Property investors focus on rate cuts ahead of politics

10 July 2024
  • More than half say hopes of base rate cuts are boosting market optimism but they are unworried by UK political change and global geopolitical uncertainty

  • Handelsbanken Property Investor Report shows tenant stress is starting to ease

Property investors are cautiously optimistic and focusing on the prospect of base rate cuts ahead of UK and global political issues, according to a new study.  

Handelsbanken’s latest ‘Property Investor Report’, based on exclusive insights from UK property investors with an average of 35 properties each, found more than half (52%) say the prospect of a rate cut in August and potentially a further cut before the end of the year makes them more optimistic about the market.

That is partly reflected in the easing of signs of tenant stress – around 53% of those questioned reported issues of rental deferral / contract negotiations, compared with 60% in Handelsbanken’s 2023 report. The number experiencing overdue or late payments fell to 34% this year compared with 41% in the previous year.

Despite the drop in reported tenant stress, void periods have increased. 60% of the panel reported an increase in voids, up from 54% in the previous year although Handelsbanken believes this may be partly driven by tenant demand for quality and EPC ratings.

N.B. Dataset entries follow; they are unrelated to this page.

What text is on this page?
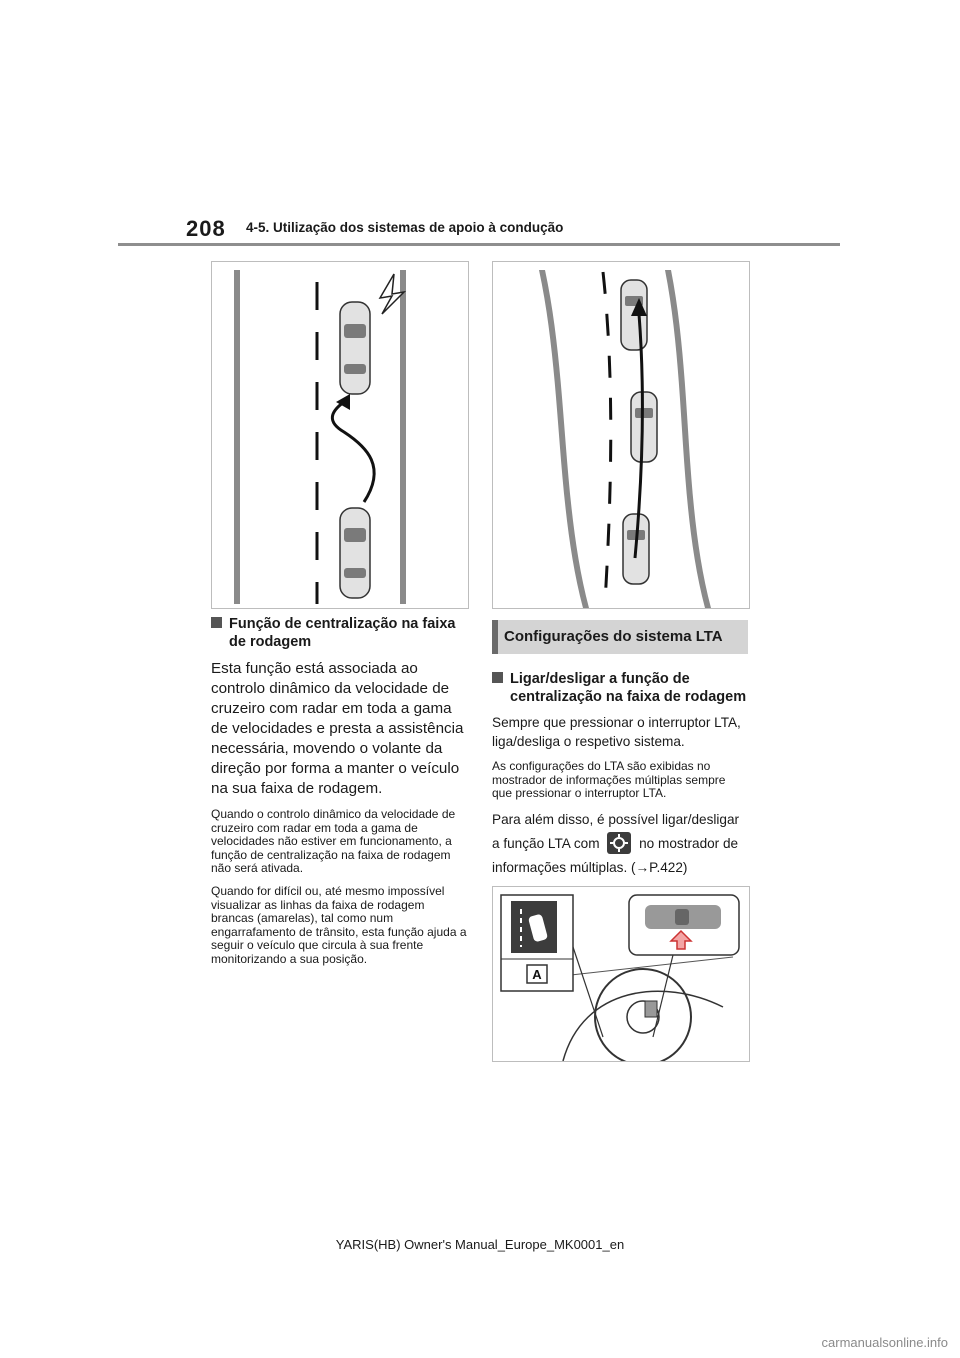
208 4-5. Utilização dos sistemas de apoio à condução

Função de centralização na faixa de rodagem

Esta função está associada ao controlo dinâmico da velocidade de cruzeiro com radar em toda a gama de velocidades e presta a assistência necessária, movendo o volante da direção por forma a manter o veículo na sua faixa de rodagem.

Quando o controlo dinâmico da velocidade de cruzeiro com radar em toda a gama de velocidades não estiver em funcionamento, a função de centralização na faixa de rodagem não será ativada.

Quando for difícil ou, até mesmo impossível visualizar as linhas da faixa de rodagem brancas (amarelas), tal como num engarrafamento de trânsito, esta função ajuda a seguir o veículo que circula à sua frente monitorizando a sua posição.

Configurações do sistema LTA

Ligar/desligar a função de centralização na faixa de rodagem

Sempre que pressionar o interruptor LTA, liga/desliga o respetivo sistema.

As configurações do LTA são exibidas no mostrador de informações múltiplas sempre que pressionar o interruptor LTA.

Para além disso, é possível ligar/desligar a função LTA com	no mostrador de informações múltiplas. (→P.422)

A
YARIS(HB) Owner's Manual_Europe_MK0001_en
carmanualsonline.info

Polled ahead of the general election, the panel reflected wider market sentiment on the impact of a change in government, with the majority (51%) saying it would not affect plans for their business. Around two-fifths (40%) said geopolitical uncertainty made them more positive about the UK property market while 44% said it had no impact. 

Simon Bradley, Chief Credit Officer at Handelsbanken said: “There is cautious optimism around the property market and activity amongst existing investors is picking up. It may be that many have decided the economy has potentially reached the top of the interest rate cycle and that the time is right to engage in new deals. We are seeing many of our Handelsbanken property professionals already looking to increase their credit lines in anticipation of potential acquisitions as market rates soften and property values stabilise over the coming months.

“The report also shows signs of tentative improvements in the stress factors affecting tenants, which have been driven in recent times by the cost of living and energy crises. However, most respondents appear unaffected by potential political uncertainty and don't believe that a change in the party in government will lead to significant changes in the market.”

You can also view previous reports on this link.

-ENDS-

Media enquiries

Patrick Evans /Camilla Wyatt

Citigate Dewe Rogerson

handelsbanken@citigatedewerogerson.com

Notes to Editors

  • *Handelsbanken commissioned research in March 2024 through independent research company Pure Profile among a panel of 200 property investors across the UK. They included 17 respondents in Wales, the East Midlands, East of England, London, North East & Cumbria, North West, Scotland, South East and the South West. There were 16 respondents from Northern Ireland, Yorkshire & The Humber and 15 from the West Midlands. The sample was broken down with 35 owning outright or with a mortgage between five and 15 properties; 35 owning outright or with a mortgage between 15 and 25; 35 owning outright or with a mortgage between 25 and 50; and 95 owning outright or with a mortgage more than 50 properties. Around 28.5% classified their business as real estate investment, while 33.5% classified their business as property management, and 38% classified their business as landlords (residential or commercial). More than half (51.5%) of the total sample owned student lettings or HMOs as part of their portfolio, while 50% owned non-student lettings or HMOs; 26% owned static park homes; 58.5% owned offices; 51.5% owned retail properties; 45% owned industrial properties; 12% owned leisure properties and 8.5% owned healthcare properties including holiday parks and hospitality. The average portfolio comprised 35 properties, with the mean individual property value across all portfolios standing at £263,900.